Glendale City Council members searched for some reassuring words for each other and the public as they squared off Tuesday for the first pass at a city budget with a deficit in the coming year of at least $9.4 million.
“I have the feeling that the sun will come up tomorrow,” Councilman Frank Quintero quipped.
One point immediately established was that the capital improvement budget the council labored over for six months will survive as adopted, with a cash infusion.
A series of bookkeeping moves along with a transfer of $4 million from non-general fund departments will balance the capital budget and the liability reserve, but will clobber the year-end balance carried over to the coming year.
Assistant finance director Ron Ahlers said the major hit came from the need to find $6.5 million to pay a court settlement resulting from storm-related land slippages. The recommended shifts leave the liability reserve with a small deficit on the books, but with no major hits on the horizon, he assured the council. The move allowed the city to continue with a reserve fund of 31%.

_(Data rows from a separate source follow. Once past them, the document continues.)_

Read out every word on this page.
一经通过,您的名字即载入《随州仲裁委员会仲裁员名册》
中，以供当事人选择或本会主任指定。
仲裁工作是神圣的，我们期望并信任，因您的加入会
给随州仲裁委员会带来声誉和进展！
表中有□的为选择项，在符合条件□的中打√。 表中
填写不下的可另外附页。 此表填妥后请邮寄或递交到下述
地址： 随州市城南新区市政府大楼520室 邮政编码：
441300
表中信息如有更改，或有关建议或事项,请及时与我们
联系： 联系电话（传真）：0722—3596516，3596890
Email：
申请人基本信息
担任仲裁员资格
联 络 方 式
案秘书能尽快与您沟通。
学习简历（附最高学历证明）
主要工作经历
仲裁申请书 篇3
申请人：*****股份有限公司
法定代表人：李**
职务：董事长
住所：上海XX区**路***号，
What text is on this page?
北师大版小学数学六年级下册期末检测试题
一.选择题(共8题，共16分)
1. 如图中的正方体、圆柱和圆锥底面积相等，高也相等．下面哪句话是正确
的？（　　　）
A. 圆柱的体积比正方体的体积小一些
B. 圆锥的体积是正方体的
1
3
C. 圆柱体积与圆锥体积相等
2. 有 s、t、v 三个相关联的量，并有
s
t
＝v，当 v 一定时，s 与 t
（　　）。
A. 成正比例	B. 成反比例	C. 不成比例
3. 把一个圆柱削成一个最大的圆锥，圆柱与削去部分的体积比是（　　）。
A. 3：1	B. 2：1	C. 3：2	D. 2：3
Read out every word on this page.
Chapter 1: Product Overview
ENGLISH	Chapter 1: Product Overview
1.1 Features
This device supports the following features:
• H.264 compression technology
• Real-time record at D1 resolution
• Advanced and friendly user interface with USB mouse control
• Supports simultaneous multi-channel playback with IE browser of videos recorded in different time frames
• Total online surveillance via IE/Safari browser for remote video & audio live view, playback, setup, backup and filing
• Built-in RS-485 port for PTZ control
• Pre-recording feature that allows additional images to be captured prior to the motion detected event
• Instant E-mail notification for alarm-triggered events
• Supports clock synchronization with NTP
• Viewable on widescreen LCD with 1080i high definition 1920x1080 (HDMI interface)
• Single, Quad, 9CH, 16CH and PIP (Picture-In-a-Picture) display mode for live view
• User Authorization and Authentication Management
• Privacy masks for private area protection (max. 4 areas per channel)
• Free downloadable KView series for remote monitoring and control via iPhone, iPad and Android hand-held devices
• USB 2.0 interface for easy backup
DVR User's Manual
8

City Manager Jim Starbird said Glendale is in a better position than many other cities because of conservative budget practices. He did say he was recommending a hiring freeze, and was asking department heads to come back with ranked cut lists of 5%, 7.5% and 10%.
Councilman Bob Yousefian said he also wanted the city attorney to look into existing city employee agreements to determine if any of them would allow for a possible freeze on some raises.
Mayor John Drayman said he wanted the council to look at “the elephant in the room,” the high overtime budget for some departments, and he asked for the help of one city gadfly in doing that.
Former Pasadena police chief Bruce Philpott has been delivering a series of five minute presentations to the council charging that the fire department is mismanaged, and calling for reforms which he said could save $15 million a year. Drayman said he would give Philpott a half hour to make his case when the fire department budget comes up, in exchange for dropping the topic from the weekly meetings.
The council budget sessions will continue through June 24, the tentative date to adopt a spending program. A formal public hearing on the budget will be held before the council on June 10.